Snyder's tempted to hand out her business card to kids cranking their stereos on the streets of Los Angeles. "I'll be seeing them in five years anyway," she said.

Dion learned his lesson. He says he has already lost 3% of his hearing. Now he's a “tweaker.”

***

Tweakers tweak their stereos to obtain perfect orchestral-like clarity, not voluminous bass, Dion says. "Most tweakers start out as boomers and then they evolve. You learn that there's more to life than 50 megahertz and lower."

Hearing aside, weaning himself off bass wasn't easy, he says.

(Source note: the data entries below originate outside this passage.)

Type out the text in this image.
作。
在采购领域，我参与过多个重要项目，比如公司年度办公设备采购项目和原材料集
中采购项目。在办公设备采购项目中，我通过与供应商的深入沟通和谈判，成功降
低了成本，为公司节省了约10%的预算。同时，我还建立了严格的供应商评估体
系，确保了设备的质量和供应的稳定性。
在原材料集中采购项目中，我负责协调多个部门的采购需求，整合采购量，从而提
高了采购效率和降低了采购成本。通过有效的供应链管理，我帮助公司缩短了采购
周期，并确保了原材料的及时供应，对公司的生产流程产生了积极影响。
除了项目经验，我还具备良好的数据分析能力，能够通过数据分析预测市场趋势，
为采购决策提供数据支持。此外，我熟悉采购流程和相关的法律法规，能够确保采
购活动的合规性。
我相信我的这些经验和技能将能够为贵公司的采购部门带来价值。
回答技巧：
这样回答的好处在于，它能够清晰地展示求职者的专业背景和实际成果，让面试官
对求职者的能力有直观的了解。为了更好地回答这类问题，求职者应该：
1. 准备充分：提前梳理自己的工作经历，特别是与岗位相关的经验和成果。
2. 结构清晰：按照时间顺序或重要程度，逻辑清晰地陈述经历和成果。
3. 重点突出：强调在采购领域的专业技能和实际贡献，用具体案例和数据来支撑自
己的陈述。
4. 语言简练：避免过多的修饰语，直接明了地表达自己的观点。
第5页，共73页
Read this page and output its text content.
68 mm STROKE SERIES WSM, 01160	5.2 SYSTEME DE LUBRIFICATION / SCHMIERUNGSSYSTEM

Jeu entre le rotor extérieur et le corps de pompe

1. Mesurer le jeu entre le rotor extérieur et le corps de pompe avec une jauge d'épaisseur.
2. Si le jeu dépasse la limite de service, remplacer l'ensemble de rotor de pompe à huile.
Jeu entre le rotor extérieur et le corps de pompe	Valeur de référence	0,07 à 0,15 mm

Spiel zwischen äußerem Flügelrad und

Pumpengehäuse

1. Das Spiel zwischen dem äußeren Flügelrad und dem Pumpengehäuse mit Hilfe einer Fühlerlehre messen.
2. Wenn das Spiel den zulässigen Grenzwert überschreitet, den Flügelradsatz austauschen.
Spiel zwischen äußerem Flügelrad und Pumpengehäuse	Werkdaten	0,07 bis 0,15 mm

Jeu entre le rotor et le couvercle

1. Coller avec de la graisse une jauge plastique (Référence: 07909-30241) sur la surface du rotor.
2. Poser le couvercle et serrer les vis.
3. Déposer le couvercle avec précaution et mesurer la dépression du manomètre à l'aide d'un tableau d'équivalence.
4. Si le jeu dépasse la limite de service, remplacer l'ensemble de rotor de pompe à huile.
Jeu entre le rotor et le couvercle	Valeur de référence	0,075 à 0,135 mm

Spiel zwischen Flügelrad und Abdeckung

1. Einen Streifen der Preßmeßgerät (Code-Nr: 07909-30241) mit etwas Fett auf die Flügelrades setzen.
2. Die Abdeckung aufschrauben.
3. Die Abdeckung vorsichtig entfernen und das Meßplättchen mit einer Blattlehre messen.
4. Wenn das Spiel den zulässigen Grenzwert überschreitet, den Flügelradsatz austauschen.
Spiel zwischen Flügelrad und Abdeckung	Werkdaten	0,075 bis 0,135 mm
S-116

He used to spend 30% of his income on it. "It rumbles your guts and makes your teeth fall out of your head.... It's as addictive as heroin, and more expensive…. But you still get sick of it after a while."

Dion's car stereo "tweaked out" at $10,000, he says. "Driving in my car is like driving into a whole other world. It can't really be improved." Now he spends his money chrome-plating his entire engine and undercarriage, air filter casing and shocks included.

But there's no stopping some bassheads. "I just like the way it feels," says Vicente. "The louder the better. I'm already deaf as it is. "I can't help it. It's like a drug in my system."